The USRP series doesn't exactly seem like carrier-grade equipment, but
perhaps the NSA has a good reason to use it. Maybe baseband
exploitation, as coderman has previously mentioned? Simply getting cell
tower database dumps from the telcos would suffice for location info, so
I would guess this has a different purpose.


[1]
http://apps.washingtonpost.com/g/pag...ent/p3/a135606
========
the partnership with NGA to deploy them gives a hint: this is putting
USRPs up close and personal to target for exploitation.
(the USRP's are definitely more portable than my favorite SDR, the Noctar[0]!)
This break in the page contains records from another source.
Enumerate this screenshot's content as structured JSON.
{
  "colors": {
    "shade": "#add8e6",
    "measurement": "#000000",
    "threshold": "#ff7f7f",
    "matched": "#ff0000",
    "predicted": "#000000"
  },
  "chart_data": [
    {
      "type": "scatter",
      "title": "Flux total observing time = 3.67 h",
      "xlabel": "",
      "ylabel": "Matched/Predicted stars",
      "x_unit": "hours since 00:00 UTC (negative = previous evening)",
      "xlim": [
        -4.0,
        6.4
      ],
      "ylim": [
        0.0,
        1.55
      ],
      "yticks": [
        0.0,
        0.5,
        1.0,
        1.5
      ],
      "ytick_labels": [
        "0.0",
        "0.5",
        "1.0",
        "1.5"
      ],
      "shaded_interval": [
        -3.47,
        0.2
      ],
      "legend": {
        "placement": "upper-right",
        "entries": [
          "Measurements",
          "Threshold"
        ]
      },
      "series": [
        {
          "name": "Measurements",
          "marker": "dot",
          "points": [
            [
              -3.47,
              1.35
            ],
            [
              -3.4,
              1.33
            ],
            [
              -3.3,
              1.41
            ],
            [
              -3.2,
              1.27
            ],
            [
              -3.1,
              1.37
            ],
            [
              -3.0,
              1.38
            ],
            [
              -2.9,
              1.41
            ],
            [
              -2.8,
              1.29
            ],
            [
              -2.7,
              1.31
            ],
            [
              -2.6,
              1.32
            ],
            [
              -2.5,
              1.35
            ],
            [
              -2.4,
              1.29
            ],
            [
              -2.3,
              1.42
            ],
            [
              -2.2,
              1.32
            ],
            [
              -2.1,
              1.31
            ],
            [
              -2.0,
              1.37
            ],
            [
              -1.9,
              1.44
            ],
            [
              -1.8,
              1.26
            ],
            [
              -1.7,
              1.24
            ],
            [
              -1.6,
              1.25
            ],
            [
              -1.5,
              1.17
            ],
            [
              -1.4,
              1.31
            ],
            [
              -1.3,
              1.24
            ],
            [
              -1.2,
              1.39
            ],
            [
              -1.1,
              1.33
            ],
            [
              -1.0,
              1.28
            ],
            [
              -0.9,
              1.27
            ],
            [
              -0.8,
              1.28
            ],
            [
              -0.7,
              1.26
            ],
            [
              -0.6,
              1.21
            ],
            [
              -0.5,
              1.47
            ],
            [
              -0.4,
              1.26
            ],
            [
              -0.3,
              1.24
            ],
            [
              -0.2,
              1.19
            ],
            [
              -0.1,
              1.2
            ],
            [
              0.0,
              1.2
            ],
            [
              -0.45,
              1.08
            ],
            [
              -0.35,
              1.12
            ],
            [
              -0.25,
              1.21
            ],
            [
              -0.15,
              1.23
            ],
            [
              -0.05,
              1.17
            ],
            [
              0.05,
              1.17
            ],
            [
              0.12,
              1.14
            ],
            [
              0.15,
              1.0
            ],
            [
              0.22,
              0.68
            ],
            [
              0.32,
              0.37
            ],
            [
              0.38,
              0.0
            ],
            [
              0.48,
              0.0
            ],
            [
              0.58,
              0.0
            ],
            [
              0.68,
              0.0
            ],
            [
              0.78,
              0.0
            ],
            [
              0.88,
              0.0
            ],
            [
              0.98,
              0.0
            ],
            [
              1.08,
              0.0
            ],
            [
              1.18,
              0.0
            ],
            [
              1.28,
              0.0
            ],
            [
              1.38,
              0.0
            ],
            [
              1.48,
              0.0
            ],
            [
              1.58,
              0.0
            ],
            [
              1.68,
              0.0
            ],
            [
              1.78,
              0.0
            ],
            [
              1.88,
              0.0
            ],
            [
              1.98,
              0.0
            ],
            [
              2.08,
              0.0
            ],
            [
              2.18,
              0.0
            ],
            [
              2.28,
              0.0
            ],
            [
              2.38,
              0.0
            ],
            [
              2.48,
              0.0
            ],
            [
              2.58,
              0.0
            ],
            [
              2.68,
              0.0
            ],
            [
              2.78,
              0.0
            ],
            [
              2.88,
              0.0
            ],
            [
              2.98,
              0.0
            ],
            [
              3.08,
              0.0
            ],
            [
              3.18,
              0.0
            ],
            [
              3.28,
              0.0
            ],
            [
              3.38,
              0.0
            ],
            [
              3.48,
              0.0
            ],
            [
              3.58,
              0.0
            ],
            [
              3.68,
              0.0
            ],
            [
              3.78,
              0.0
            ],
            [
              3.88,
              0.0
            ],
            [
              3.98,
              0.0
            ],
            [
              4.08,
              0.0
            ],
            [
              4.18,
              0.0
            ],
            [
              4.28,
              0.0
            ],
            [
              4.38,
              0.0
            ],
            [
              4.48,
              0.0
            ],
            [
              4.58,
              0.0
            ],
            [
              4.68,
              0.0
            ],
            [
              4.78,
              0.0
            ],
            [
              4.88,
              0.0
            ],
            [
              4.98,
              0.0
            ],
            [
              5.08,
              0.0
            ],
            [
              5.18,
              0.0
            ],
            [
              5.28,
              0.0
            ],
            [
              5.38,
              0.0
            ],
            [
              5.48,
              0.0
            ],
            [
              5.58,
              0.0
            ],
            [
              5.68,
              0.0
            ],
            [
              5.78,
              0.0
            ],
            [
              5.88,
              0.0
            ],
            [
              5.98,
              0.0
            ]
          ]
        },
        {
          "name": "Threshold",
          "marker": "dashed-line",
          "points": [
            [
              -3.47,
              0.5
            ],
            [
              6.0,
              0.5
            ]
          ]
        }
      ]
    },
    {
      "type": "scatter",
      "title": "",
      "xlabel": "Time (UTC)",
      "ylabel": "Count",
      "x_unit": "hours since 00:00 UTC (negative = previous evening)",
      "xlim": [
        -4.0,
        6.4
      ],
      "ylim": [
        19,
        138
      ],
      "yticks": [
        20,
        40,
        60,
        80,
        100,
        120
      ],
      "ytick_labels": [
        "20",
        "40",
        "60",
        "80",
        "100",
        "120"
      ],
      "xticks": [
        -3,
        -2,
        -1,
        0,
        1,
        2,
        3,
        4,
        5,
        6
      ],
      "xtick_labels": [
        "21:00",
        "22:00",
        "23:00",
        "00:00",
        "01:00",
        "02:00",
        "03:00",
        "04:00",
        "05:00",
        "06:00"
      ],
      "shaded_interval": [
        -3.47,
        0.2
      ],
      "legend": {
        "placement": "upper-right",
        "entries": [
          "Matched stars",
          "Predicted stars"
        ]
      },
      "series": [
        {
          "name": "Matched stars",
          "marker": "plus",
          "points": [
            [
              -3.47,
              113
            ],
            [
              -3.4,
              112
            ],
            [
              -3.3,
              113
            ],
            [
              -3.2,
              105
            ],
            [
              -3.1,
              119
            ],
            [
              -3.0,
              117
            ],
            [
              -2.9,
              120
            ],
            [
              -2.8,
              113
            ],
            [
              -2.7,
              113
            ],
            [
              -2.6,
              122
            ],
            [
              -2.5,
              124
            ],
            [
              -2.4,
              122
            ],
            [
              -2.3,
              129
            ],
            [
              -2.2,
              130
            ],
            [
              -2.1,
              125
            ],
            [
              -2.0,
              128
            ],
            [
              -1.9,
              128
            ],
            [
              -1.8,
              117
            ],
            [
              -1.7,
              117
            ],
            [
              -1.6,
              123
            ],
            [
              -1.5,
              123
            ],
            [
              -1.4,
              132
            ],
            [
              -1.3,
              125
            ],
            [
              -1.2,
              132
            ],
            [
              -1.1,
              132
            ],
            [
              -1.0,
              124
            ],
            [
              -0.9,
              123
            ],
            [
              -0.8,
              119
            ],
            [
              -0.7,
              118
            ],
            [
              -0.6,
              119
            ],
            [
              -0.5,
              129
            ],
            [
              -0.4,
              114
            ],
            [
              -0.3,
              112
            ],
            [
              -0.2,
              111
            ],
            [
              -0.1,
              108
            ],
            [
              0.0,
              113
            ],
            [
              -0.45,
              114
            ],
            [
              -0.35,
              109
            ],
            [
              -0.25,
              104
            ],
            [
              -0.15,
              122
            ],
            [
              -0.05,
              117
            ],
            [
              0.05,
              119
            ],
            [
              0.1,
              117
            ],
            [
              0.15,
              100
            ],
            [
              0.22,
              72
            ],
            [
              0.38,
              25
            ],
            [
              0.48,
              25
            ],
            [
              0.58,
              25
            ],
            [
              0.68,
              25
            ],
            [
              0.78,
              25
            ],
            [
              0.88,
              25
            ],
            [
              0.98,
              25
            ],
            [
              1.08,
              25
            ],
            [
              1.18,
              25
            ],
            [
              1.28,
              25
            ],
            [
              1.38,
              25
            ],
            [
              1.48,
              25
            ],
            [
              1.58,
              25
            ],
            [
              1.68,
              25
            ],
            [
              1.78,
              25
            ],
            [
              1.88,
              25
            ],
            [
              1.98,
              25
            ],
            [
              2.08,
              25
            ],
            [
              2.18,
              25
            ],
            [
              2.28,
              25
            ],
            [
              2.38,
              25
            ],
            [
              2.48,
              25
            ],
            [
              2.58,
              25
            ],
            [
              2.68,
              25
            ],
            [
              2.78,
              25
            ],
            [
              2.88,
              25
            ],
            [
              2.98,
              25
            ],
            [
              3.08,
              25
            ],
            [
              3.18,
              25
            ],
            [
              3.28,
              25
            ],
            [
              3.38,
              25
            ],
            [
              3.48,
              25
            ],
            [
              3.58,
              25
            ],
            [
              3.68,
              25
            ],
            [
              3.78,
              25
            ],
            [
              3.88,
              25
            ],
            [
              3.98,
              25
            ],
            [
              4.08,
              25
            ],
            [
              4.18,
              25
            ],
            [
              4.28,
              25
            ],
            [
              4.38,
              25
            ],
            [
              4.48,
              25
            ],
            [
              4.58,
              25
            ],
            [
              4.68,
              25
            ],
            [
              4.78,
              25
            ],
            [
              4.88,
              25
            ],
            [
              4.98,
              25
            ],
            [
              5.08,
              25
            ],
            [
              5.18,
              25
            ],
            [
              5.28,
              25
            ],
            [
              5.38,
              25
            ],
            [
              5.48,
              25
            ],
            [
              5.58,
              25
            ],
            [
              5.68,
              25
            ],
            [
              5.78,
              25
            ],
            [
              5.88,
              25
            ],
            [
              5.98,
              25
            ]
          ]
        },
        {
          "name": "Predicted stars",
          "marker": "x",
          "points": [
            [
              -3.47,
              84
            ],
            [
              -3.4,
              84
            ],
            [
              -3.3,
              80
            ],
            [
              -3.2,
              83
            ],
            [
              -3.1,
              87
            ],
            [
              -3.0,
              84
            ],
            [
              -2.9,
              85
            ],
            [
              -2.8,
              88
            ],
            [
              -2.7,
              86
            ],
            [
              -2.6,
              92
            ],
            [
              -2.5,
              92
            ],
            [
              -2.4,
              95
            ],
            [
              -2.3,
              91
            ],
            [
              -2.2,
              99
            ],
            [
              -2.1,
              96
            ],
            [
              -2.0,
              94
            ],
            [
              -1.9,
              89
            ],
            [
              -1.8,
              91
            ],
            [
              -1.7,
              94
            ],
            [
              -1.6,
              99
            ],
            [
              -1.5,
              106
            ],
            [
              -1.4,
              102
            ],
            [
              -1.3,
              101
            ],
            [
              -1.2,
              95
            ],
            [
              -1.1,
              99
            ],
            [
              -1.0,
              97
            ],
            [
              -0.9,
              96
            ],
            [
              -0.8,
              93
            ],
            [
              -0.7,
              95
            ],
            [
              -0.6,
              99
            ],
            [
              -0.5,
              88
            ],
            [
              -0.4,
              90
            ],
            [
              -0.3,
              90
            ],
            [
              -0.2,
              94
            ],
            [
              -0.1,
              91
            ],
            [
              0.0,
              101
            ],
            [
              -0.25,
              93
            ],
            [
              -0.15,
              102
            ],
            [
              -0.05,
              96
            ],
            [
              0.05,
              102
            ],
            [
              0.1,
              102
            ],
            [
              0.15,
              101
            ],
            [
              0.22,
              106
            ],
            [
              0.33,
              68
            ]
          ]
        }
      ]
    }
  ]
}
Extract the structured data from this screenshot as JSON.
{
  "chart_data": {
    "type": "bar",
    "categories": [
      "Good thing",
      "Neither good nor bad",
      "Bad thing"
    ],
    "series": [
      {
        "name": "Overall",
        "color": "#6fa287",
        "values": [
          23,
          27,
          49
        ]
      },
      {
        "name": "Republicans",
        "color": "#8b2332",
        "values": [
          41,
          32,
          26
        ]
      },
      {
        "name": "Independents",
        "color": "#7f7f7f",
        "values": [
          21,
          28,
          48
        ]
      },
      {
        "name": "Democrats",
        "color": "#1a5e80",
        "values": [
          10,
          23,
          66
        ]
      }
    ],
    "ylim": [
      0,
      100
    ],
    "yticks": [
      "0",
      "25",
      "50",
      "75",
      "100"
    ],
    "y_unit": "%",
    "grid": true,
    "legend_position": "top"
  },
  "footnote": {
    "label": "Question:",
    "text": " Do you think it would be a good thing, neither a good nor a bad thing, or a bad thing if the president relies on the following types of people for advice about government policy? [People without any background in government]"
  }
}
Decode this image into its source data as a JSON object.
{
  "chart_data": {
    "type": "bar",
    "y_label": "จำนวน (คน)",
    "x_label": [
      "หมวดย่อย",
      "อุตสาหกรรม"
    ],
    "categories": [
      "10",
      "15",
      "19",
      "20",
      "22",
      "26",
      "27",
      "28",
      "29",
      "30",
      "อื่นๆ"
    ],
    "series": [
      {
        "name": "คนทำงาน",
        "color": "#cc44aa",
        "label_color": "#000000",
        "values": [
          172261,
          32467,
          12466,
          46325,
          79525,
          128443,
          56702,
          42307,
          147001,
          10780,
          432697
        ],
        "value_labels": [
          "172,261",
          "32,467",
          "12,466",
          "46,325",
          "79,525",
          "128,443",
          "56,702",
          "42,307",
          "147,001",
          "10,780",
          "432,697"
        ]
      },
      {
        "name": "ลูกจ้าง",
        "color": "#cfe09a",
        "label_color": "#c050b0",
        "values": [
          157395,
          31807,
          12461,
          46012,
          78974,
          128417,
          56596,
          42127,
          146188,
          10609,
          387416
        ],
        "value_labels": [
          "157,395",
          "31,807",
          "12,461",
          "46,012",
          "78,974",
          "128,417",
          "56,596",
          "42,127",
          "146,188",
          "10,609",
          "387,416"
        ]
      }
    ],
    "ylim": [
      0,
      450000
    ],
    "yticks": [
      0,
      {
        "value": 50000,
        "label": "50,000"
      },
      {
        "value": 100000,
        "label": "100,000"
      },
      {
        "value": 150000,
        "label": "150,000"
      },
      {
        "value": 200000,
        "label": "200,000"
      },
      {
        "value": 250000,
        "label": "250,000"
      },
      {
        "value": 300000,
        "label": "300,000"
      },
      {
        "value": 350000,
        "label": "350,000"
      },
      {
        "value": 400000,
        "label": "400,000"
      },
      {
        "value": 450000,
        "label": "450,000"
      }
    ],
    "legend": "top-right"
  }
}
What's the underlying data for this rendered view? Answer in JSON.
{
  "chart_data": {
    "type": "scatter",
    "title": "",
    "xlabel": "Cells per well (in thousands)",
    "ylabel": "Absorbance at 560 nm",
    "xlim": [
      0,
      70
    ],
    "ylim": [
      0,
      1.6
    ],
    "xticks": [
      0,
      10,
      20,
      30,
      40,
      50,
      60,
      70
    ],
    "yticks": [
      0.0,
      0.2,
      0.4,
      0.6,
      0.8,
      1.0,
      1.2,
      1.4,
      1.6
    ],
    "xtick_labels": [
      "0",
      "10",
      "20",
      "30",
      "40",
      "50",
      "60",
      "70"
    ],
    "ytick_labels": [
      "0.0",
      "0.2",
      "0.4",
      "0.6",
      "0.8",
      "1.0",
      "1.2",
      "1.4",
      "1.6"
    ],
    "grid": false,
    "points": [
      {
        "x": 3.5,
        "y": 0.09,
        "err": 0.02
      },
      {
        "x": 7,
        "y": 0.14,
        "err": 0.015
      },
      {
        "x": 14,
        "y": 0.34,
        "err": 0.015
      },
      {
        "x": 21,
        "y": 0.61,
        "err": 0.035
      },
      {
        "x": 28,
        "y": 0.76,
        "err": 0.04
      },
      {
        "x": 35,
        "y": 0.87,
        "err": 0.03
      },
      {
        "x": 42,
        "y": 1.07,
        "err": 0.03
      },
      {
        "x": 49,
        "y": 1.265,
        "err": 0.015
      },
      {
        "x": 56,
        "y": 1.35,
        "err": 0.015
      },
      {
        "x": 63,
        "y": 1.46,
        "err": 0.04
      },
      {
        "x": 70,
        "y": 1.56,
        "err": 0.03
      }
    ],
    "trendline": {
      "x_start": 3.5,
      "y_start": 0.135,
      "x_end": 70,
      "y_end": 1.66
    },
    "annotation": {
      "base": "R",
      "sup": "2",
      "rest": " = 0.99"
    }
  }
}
given the obtained bits mentioned (WLLids, DSL accounts, Cookies,
GooglePREFIDs) gathered and then handed off to TAO for further QUANTUM
INSERT $#@!ing of target systems it is likely they are doing GSM/cell
MitM to observe identifiers, along with WiFi attacks, and other egress
rather than deploying baseband exploits or deep active attacks
directly against the devices or other networks they're communicating
with.

thus CNE in this case is cell MitM/WiFi pwn with a USRP rogue tower to
get identifiers for TAO.  and TAO is where they get dirty with "remote
exploitation" of the device itself and other targets on networks it
uses.

we've seen how they have a smorgasbord of weaponized exploits to cover
the gamut of target hardware and technical acumen in the QUANTUM
INSERT / TURMOIL / TRAFFICTHIEF / MUTANT BROTH / etc, etc. style
efforts.  it appears they're using this same infrastructure where
possible for mobile; restricting CNE on the ground only to target.
=========
Regarding the CCP FY 2013 goals per
https://peertech.org/dist/nsa-cpp-go...3-unredact.png,

"Make gains in enabling decryption and Computer Network Exploitation
(CNE) access to fourth generation/Long Term Evolution (4G/LTE)
networks via enabling. [CCP_00009]"


i wonder if they upgraded to N210 (pairs?) for good 4G/LTE performance?
https://www.ettus.com/product/details/UN210-KIT




-t

----------